Debates
22 de abril de 2015

Reforma do Sistema Eleitoral: o que é melhor para a democracia brasileira?

Três políticos e um acadêmico debatem as mudanças no sistema eleitoral brasileiro que o Congresso quer votar nas próximas semanas.

Agora vai? A tão falada reforma política vai finalmente sair do papel? Na opinião de três políticos e um professor e pesquisador especialista no tema, sim, chegou a hora de reformar o sistema político brasileiro. Eles participaram do debate “Reforma do Sistema Eleitoral: o que é melhor para a democracia brasileira?”, realizado pela Fundação FHC, em São Paulo, em 13 de abril.

Segundo os deputados Marcus Pestana (PSDB-MG) e Henrique Fontana (PT-RS) e o peemedebista Moreira Franco, as atuais crises econômica e política que atingem o governo da presidente Dilma Rousseff e a falta de credibilidade que afeta os políticos em geral tornam urgente a reforma política, que deverá ser votada pela Câmara dos Deputados ainda no primeiro semestre de 2015 e, em seguida, pelo Senado.

“Não podemos deixar que as crises econômicas e política se transformem em uma crise institucional. Há um consenso na sociedade de que a democracia deve ser preservada, por isso a reforma política é tão importante”, afirmou o ex-deputado e ex-governador do Rio de Janeiro Wellington Moreira Franco, atual presidente da Fundação Ulysses Guimarães, ligada ao PMDB.

“A reforma política é uma necessidade ou um modismo?”, questionou o tucano Marcus Pestana. Segundo ele, o esgotamento do sistema político em vigor exige que se façam mudanças. Além disso, o presidente da Câmara dos Deputados, Eduardo Cunha (PMDB-RJ), que disputa o protagonismo político no país neste início de 2º mandato Dilma, parece decidido a votar a reforma. Em fevereiro, ele instalou a Comissão Especial da Reforma Política e, segundo os deputados, a votação em plenário deve acontecer ainda em maio ou junho.

“O Congresso tem de definir as regras um ano antes das eleições municipais de 2016 (cujo primeiro turno deve ocorrer em outubro do ano que vem)”, lembrou Moreira Franco.

A grande questão, no entanto, é qual reforma política? Não há clareza sobre as respostas a esta pergunta nem sobre os efeitos que a reforma do sistema eleitoral, ponto central da reforma política, terá sobre a jovem democracia brasileira.

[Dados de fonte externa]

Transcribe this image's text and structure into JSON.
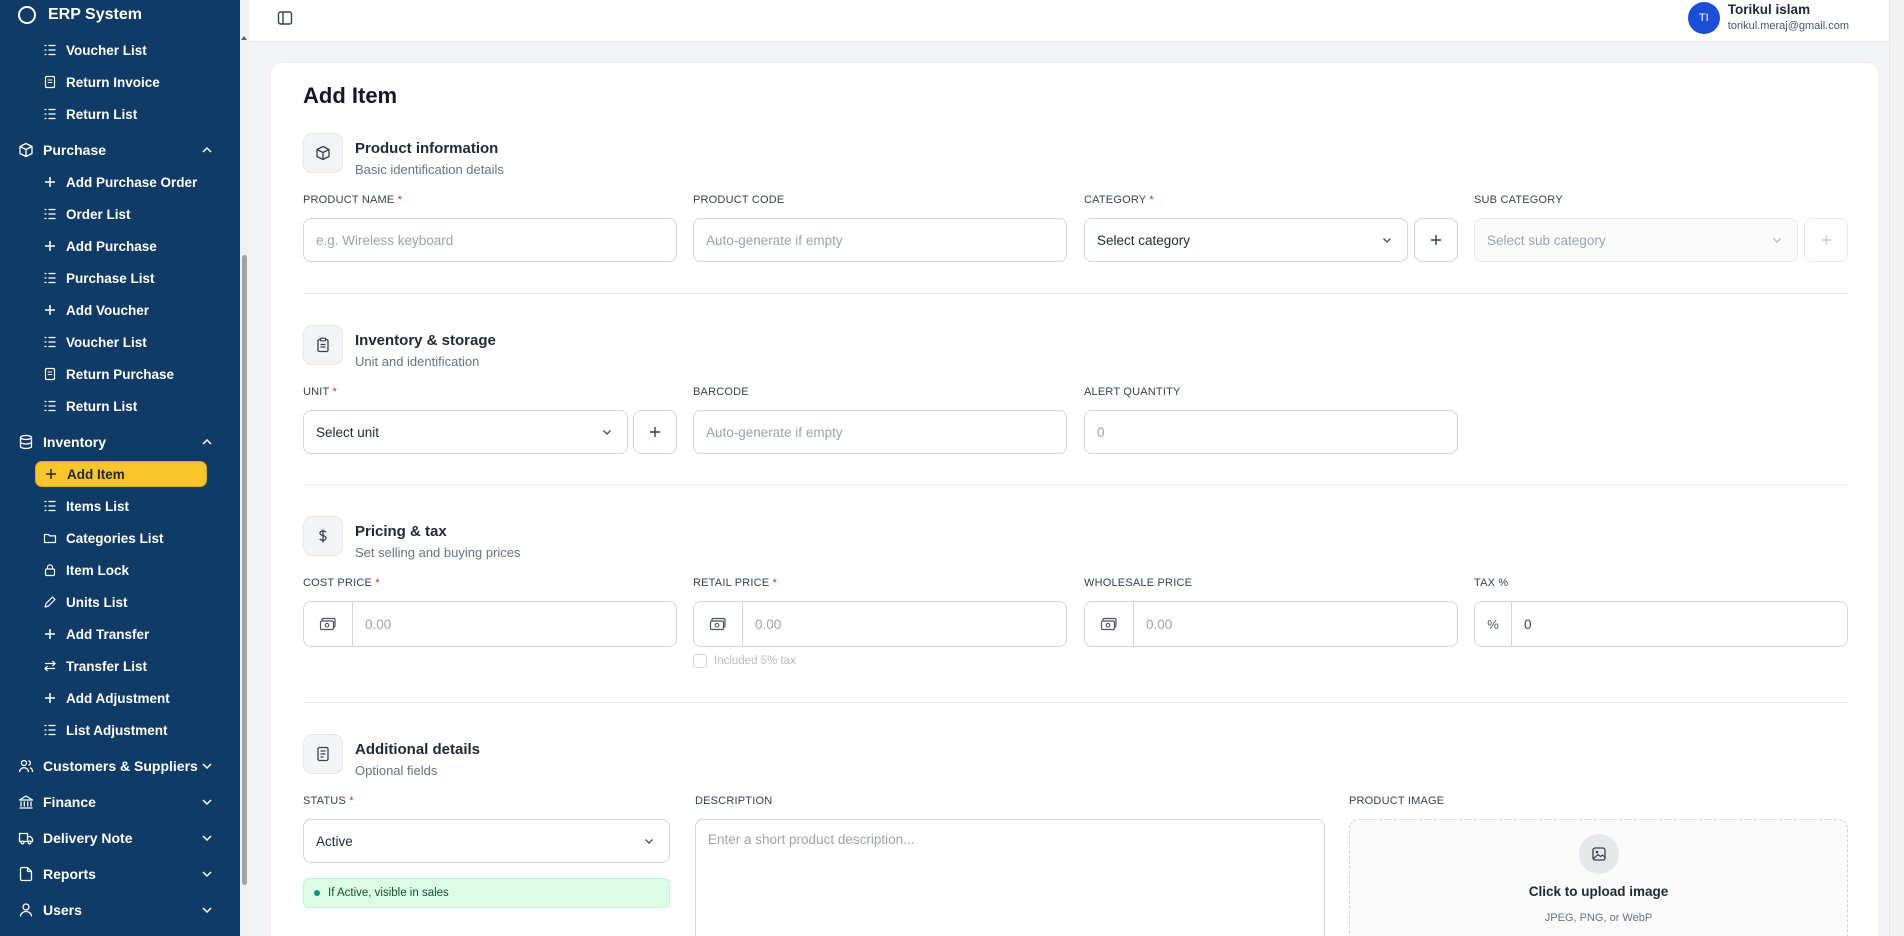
{
  "app": {
    "title": "ERP System"
  },
  "sidebar": {
    "top_items": [
      {
        "label": "Voucher List",
        "icon": "list-icon"
      },
      {
        "label": "Return Invoice",
        "icon": "document-icon"
      },
      {
        "label": "Return List",
        "icon": "list-icon"
      }
    ],
    "purchase": {
      "label": "Purchase",
      "items": [
        {
          "label": "Add Purchase Order",
          "icon": "plus-icon"
        },
        {
          "label": "Order List",
          "icon": "list-icon"
        },
        {
          "label": "Add Purchase",
          "icon": "plus-icon"
        },
        {
          "label": "Purchase List",
          "icon": "list-icon"
        },
        {
          "label": "Add Voucher",
          "icon": "plus-icon"
        },
        {
          "label": "Voucher List",
          "icon": "list-icon"
        },
        {
          "label": "Return Purchase",
          "icon": "document-icon"
        },
        {
          "label": "Return List",
          "icon": "list-icon"
        }
      ]
    },
    "inventory": {
      "label": "Inventory",
      "items": [
        {
          "label": "Add Item",
          "icon": "plus-icon",
          "active": true
        },
        {
          "label": "Items List",
          "icon": "list-icon"
        },
        {
          "label": "Categories List",
          "icon": "folder-icon"
        },
        {
          "label": "Item Lock",
          "icon": "lock-icon"
        },
        {
          "label": "Units List",
          "icon": "pencil-icon"
        },
        {
          "label": "Add Transfer",
          "icon": "plus-icon"
        },
        {
          "label": "Transfer List",
          "icon": "transfer-icon"
        },
        {
          "label": "Add Adjustment",
          "icon": "plus-icon"
        },
        {
          "label": "List Adjustment",
          "icon": "list-icon"
        }
      ]
    },
    "groups": [
      {
        "label": "Customers & Suppliers",
        "icon": "users-icon"
      },
      {
        "label": "Finance",
        "icon": "bank-icon"
      },
      {
        "label": "Delivery Note",
        "icon": "truck-icon"
      },
      {
        "label": "Reports",
        "icon": "report-icon"
      },
      {
        "label": "Users",
        "icon": "user-icon"
      }
    ],
    "active_color": "#f8c52b",
    "bg_color": "#0f3b66"
  },
  "header": {
    "user": {
      "initials": "TI",
      "name": "Torikul islam",
      "email": "torikul.meraj@gmail.com"
    }
  },
  "page": {
    "title": "Add Item",
    "product_info": {
      "title": "Product information",
      "subtitle": "Basic identification details",
      "product_name": {
        "label": "PRODUCT NAME",
        "placeholder": "e.g. Wireless keyboard"
      },
      "product_code": {
        "label": "PRODUCT CODE",
        "placeholder": "Auto-generate if empty"
      },
      "category": {
        "label": "CATEGORY",
        "value": "Select category"
      },
      "sub_category": {
        "label": "SUB CATEGORY",
        "value": "Select sub category"
      }
    },
    "inventory": {
      "title": "Inventory & storage",
      "subtitle": "Unit and identification",
      "unit": {
        "label": "UNIT",
        "value": "Select unit"
      },
      "barcode": {
        "label": "BARCODE",
        "placeholder": "Auto-generate if empty"
      },
      "alert_quantity": {
        "label": "ALERT QUANTITY",
        "value": "0"
      }
    },
    "pricing": {
      "title": "Pricing & tax",
      "subtitle": "Set selling and buying prices",
      "cost_price": {
        "label": "COST PRICE",
        "placeholder": "0.00"
      },
      "retail_price": {
        "label": "RETAIL PRICE",
        "placeholder": "0.00"
      },
      "included_tax": "Included 5% tax",
      "wholesale_price": {
        "label": "WHOLESALE PRICE",
        "placeholder": "0.00"
      },
      "tax": {
        "label": "TAX %",
        "prefix": "%",
        "value": "0"
      }
    },
    "additional": {
      "title": "Additional details",
      "subtitle": "Optional fields",
      "status": {
        "label": "STATUS",
        "value": "Active",
        "hint": "If Active, visible in sales"
      },
      "description": {
        "label": "DESCRIPTION",
        "placeholder": "Enter a short product description..."
      },
      "image": {
        "label": "PRODUCT IMAGE",
        "title": "Click to upload image",
        "formats": "JPEG, PNG, or WebP"
      }
    }
  }
}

Cada cientista político tem sua reforma política de estimação, mas não é mais hora para isso. É preciso focar nas propostas que estão sobre a mesa e fazer a melhor reforma possível”, afirmou o cientista político Jairo Nicolau, professor titular da UFRJ e pesquisador do CNPq. Também presente, o ex-presidente Fernando Henrique Cardoso deu início ao debate, mas em seguida se sentou na plateia e evitou interferir.

O sistema eleitoral

“A torcida pelo chamado Distritão está aumentando no Congresso”, afirmou o petista Henrique Pestana, referindo-se à proposta defendida pelo vice-presidente da República, Michel Temer, e por várias lideranças do PMDB, entre elas o próprio presidente da Câmara, Eduardo Cunha.

No Distritão, cada Estado brasileiro seria considerado um distrito e seriam eleitos os candidatos a deputado federal e estadual mais votados, não importa de que partido façam parte.  Exemplo: São Paulo tem direito atualmente a 70 deputados federais. Se o Distritão for aprovado, serão eleitos os 70 candidatos mais votados em todo o Estado.

Para eleição de um deputado, não importaria o número de votos recebidos pela chapa de deputados do seu partido, como é hoje, mas exclusivamente os votos por ele obtidos individualmente. O mesmo aconteceria nos municípios no caso dos vereadores, se este sistema for adotado.

Atualmente, o país adota o sistema proporcional, com lista aberta. Nele o eleitor escolhe um candidato entre os inscritos na chapa (lista) de um partido ou vota na legenda desse partido. Nos dois casos — no candidato ou na legenda – o voto entra no cômputo geral da votação obtida por cada partido. É ela que determina o número de representantes eleitos por cada uma das legendas.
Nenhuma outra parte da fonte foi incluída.